Я обрадовалась такой удаче.
– Вы его сохранили?
Дежурная вынула из ящика стола свой сотовый телефон, порылась в записной книжке и озвучила номер.
Выйдя на улицу, я соединилась с Семеном и услышала:
– Соб у аппарата.
– Васильева на проводе, – в тон ему ответила я, – нужно срочно установить владельца одного номера, его имя, фамилию, отчество, местожительство. По моим сведениям, хозяйку зовут Ирина Сметанина.
Семен не стал задавать лишних вопросов.
– Присылай эсэмэской данные, сделаю за пять минут.
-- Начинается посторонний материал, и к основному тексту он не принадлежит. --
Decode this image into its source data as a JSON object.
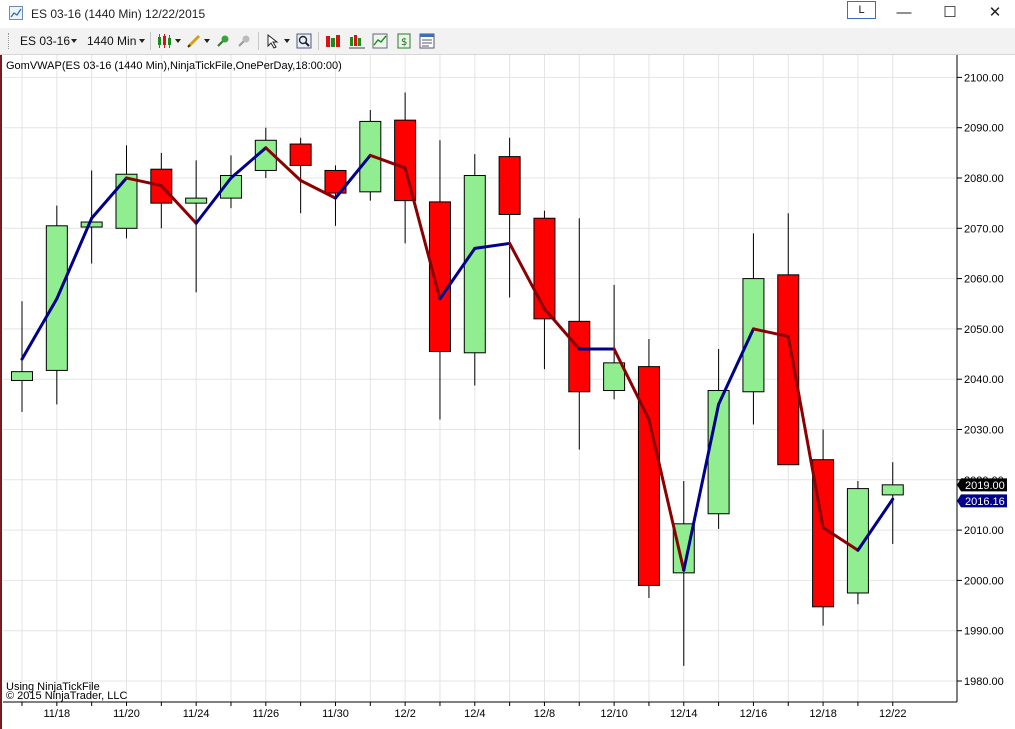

Когда человек говорит про пять минут, всем понятно, что раньше чем через час нечего ждать результата. Но Семен позвонил в ту секунду, когда я села за руль.
– Сейчас этим номером владеет Яков Сергеевич Пенкин, – сказал он.
– Жаль, что не Ирина Сметанина, – разочарованно протянула я, – но все равно пришли мне адрес Пенкина, вероятно, он ее муж или брат.
– Дослушай меня до конца, а потом делай выводы, – возмутился Семен, – Яков Сергеевич купил этот номер в марте прошлого года, ранее он принадлежал Ирине Георгиевне Сметаниной, проживающей по адресу: улица Варина.
– Ты гений! – воскликнула я. – Нет ли там домашнего телефона Сметаниной?
– Нет, – отрезал Собачкин, – но могу проверить, не висит ли на ней новый сотовый. Не отключайся, дело пустячное.
Из моего мобильного зазвучала бравурная музыка, я терпеливо держала трубку возле уха. Наконец мелодия стихла, прорезался голос Семена:
– Ирина Георгиевна более не пользуется мобильной связью. Может, теперь объяснишь, в чем дело?
– Сейчас налажу хэндс фри, – пообещала я, – подожди секунду. Не люблю крутить рулем и прижимать плечом телефон к уху. И еще подскажи, где улица Варина, мне нужно срочно встретиться с Ириной.
Дверь в квартиру Сметаниной распахнулась сразу. Я увидела приятную светловолосую женщину в красном спортивном костюме и спросила:
– Можно увидеть Ирину Георгиевну?
– А вы кто? – вопросом на вопрос ответила незнакомка.
– Меня зовут Дарья, мне очень надо поговорить с Ирой о Вере Иосифовой, – ляпнула я первое, что пришло в голову.
Блондинка отступила на шаг от порога и перекрестилась.
– Вспомнили! Они умерли. Я больше ничего о них не знаю.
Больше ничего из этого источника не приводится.